How to properly create a HashMap from linear-base (Data.HashMap.Mutable.Linear) in Haskell?

Question

I was able to successfully make a HashMap from Data.HashMap.Mutable.Linear in the linear-base package, using the LinearTypes extension in GHC 9:

{-# LANGUAGE LinearTypes #-}

module Main where

import Data.HashMap.Mutable.Linear
import Data.Unrestricted.Linear

main :: IO ()
main = do
  let m :: (HashMap Int String %1 -> Ur b) %1 -> Ur b
      m = empty 10
  let m' = m (\h -> toList (insert 1 "s" (insert 2 "w" h)))
  let um = unur m'
  print um

This looks pretty unergonomic because the entire HashMap has to be created all in one go, and after it is created, I get a [(Int, String)]. I want to continue having the HashMap around to add, update, remove items, etc. In non-linear Haskell, using unordered-containers, it looks like:

module Main where

import Data.HashMap.Strict

main :: IO ()
main = do
  let m :: HashMap Int String
      m = empty
  let m1 = insert 1 "s" m
  -- anywhere else in the code...
  let m2 = insert 2 "w" m1
  print $ m2

I wrote the former entirely based on the types I can find in the documentation. empty seems to match the empty function for non-linear HashMaps, but it has type

empty :: forall k v b. Keyed k => Int -> (HashMap k v %1 -> Ur b) %1 -> Ur b

It says

Run a computation with an empty HashMap with given capacity.

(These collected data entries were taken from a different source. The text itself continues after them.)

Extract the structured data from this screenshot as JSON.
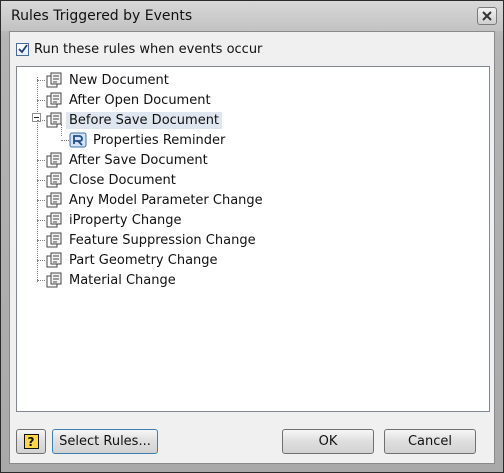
{
  "window": {
    "title": "Rules Triggered by Events"
  },
  "run_option": {
    "label": "Run these rules when events occur",
    "checked": true
  },
  "tree": {
    "items": [
      {
        "label": "New Document"
      },
      {
        "label": "After Open Document"
      },
      {
        "label": "Before Save Document",
        "expanded": true,
        "selected": true,
        "children": [
          {
            "label": "Properties Reminder"
          }
        ]
      },
      {
        "label": "After Save Document"
      },
      {
        "label": "Close Document"
      },
      {
        "label": "Any Model Parameter Change"
      },
      {
        "label": "iProperty Change"
      },
      {
        "label": "Feature Suppression Change"
      },
      {
        "label": "Part Geometry Change"
      },
      {
        "label": "Material Change"
      }
    ]
  },
  "buttons": {
    "help_label": "?",
    "select_rules": "Select Rules...",
    "ok": "OK",
    "cancel": "Cancel"
  },
  "colors": {
    "selection": "#dfe6ef",
    "accent": "#3c7fb1"
  }
}
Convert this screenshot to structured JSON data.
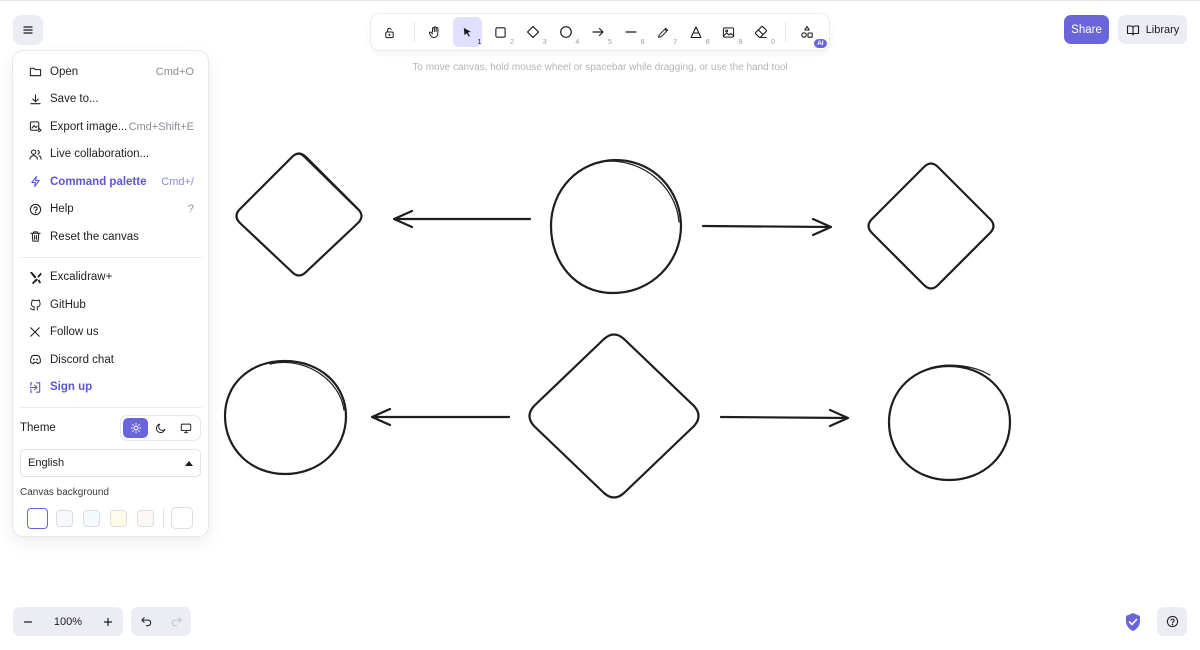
{
  "menu": {
    "items": [
      {
        "label": "Open",
        "shortcut": "Cmd+O",
        "icon": "folder-icon"
      },
      {
        "label": "Save to...",
        "shortcut": "",
        "icon": "download-icon"
      },
      {
        "label": "Export image...",
        "shortcut": "Cmd+Shift+E",
        "icon": "export-image-icon"
      },
      {
        "label": "Live collaboration...",
        "shortcut": "",
        "icon": "users-icon"
      },
      {
        "label": "Command palette",
        "shortcut": "Cmd+/",
        "icon": "bolt-icon"
      },
      {
        "label": "Help",
        "shortcut": "?",
        "icon": "help-circle-icon"
      },
      {
        "label": "Reset the canvas",
        "shortcut": "",
        "icon": "trash-icon"
      }
    ],
    "links": [
      {
        "label": "Excalidraw+",
        "icon": "excalidraw-plus-icon"
      },
      {
        "label": "GitHub",
        "icon": "github-icon"
      },
      {
        "label": "Follow us",
        "icon": "x-logo-icon"
      },
      {
        "label": "Discord chat",
        "icon": "discord-icon"
      },
      {
        "label": "Sign up",
        "icon": "sign-in-icon"
      }
    ],
    "theme_label": "Theme",
    "language": "English",
    "canvas_background_label": "Canvas background",
    "background_swatches": [
      "#ffffff",
      "#f8f9fa",
      "#f5faff",
      "#fffce8",
      "#fdf8f6",
      "#ffffff"
    ]
  },
  "toolbar": {
    "tools": [
      {
        "name": "hand-tool",
        "num": ""
      },
      {
        "name": "selection-tool",
        "num": "1"
      },
      {
        "name": "rectangle-tool",
        "num": "2"
      },
      {
        "name": "diamond-tool",
        "num": "3"
      },
      {
        "name": "ellipse-tool",
        "num": "4"
      },
      {
        "name": "arrow-tool",
        "num": "5"
      },
      {
        "name": "line-tool",
        "num": "6"
      },
      {
        "name": "draw-tool",
        "num": "7"
      },
      {
        "name": "text-tool",
        "num": "8"
      },
      {
        "name": "image-tool",
        "num": "9"
      },
      {
        "name": "eraser-tool",
        "num": "0"
      }
    ],
    "ai_badge": "AI"
  },
  "hint": "To move canvas, hold mouse wheel or spacebar while dragging, or use the hand tool",
  "share_label": "Share",
  "library_label": "Library",
  "zoom": "100%",
  "colors": {
    "accent": "#6965db",
    "accent_light": "#e0dfff",
    "panel": "#ececf4"
  }
}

My understanding is that I give it an Int as the capacity, and then a "computation" that transforms a HashMap into a Ur b. The only function I can find that satisfy that type is toList :: HashMap k v %1 -> Ur [(k, v)]. The other functions like insert (insert :: Keyed k => k -> v -> HashMap k v %1 -> HashMap k v) all return a new HashMap (which is actually what I'd expect, but empty requires me to return Ur b).

Ideally empty would return a HashMap instead of a Ur b, but returning Ur (HashMap ...) is fine for me too. There is a function with signature a -> Ur a, which is the Ur constructor, but if I replace toList with it, I get:

    • Couldn't match type ‘'Many’ with ‘'One’
        arising from multiplicity of ‘h’
    • In the first argument of ‘m’, namely
        ‘(\ h -> Ur (insert 1 "s" (insert 2 "w" h)))’
      In the expression: m (\ h -> Ur (insert 1 "s" (insert 2 "w" h)))
      In an equation for ‘m'’:
          m' = m (\ h -> Ur (insert 1 "s" (insert 2 "w" h)))
   |
24 |   let m' = m (\h -> Ur (insert 1 "s" (insert 2 "w" h)))
   |                ^

Answer 1

I think the idea is to move your interesting hash map computations into the continuation of empty, e.g. your second example would be written like this:

{-# LANGUAGE LinearTypes #-}
{-# LANGUAGE LambdaCase #-}
{-# LANGUAGE NoImplicitPrelude #-}

module Main where

import Data.HashMap.Mutable.Linear
import Prelude.Linear hiding (insert)

main :: IO ()
main = print (unur $ empty 10 $ \m ->
  insert (1 :: Int) "s" m & \case
    -- anywhere else in the code...
    m -> insert 2 "w" m & \case
      m -> toList m)

It's not pretty, but here's what I meant with doing IO:

{-# LANGUAGE LinearTypes #-}
{-# LANGUAGE LambdaCase #-}
{-# LANGUAGE UnboxedTuples #-}

module Main where

import Prelude ((*>))
import Data.HashMap.Mutable.Linear
import Prelude.Linear hiding (insert)

print' :: (Show k, Show v) => HashMap k v %1 -> Ur (IO ())
print' x = toList x & \(Ur x1) -> Ur (print x1)

main :: IO ()
main = unur $ empty 10 $ \m ->
  insert (1 :: Int) "s" m & \case
    m -> dup m & \case
      (m1, m) -> print' m1 & \case
        (Ur io1) -> insert 2 "w" m & \case
          m -> print' m & \case
            (Ur io2) -> Ur (io1 *> io2)

Arguably, this is equivalent to doing the IO outside of this function, so I don't know how useful this is.

I guess a better solution would be to have an empty function that explicitly allowed a form of IO.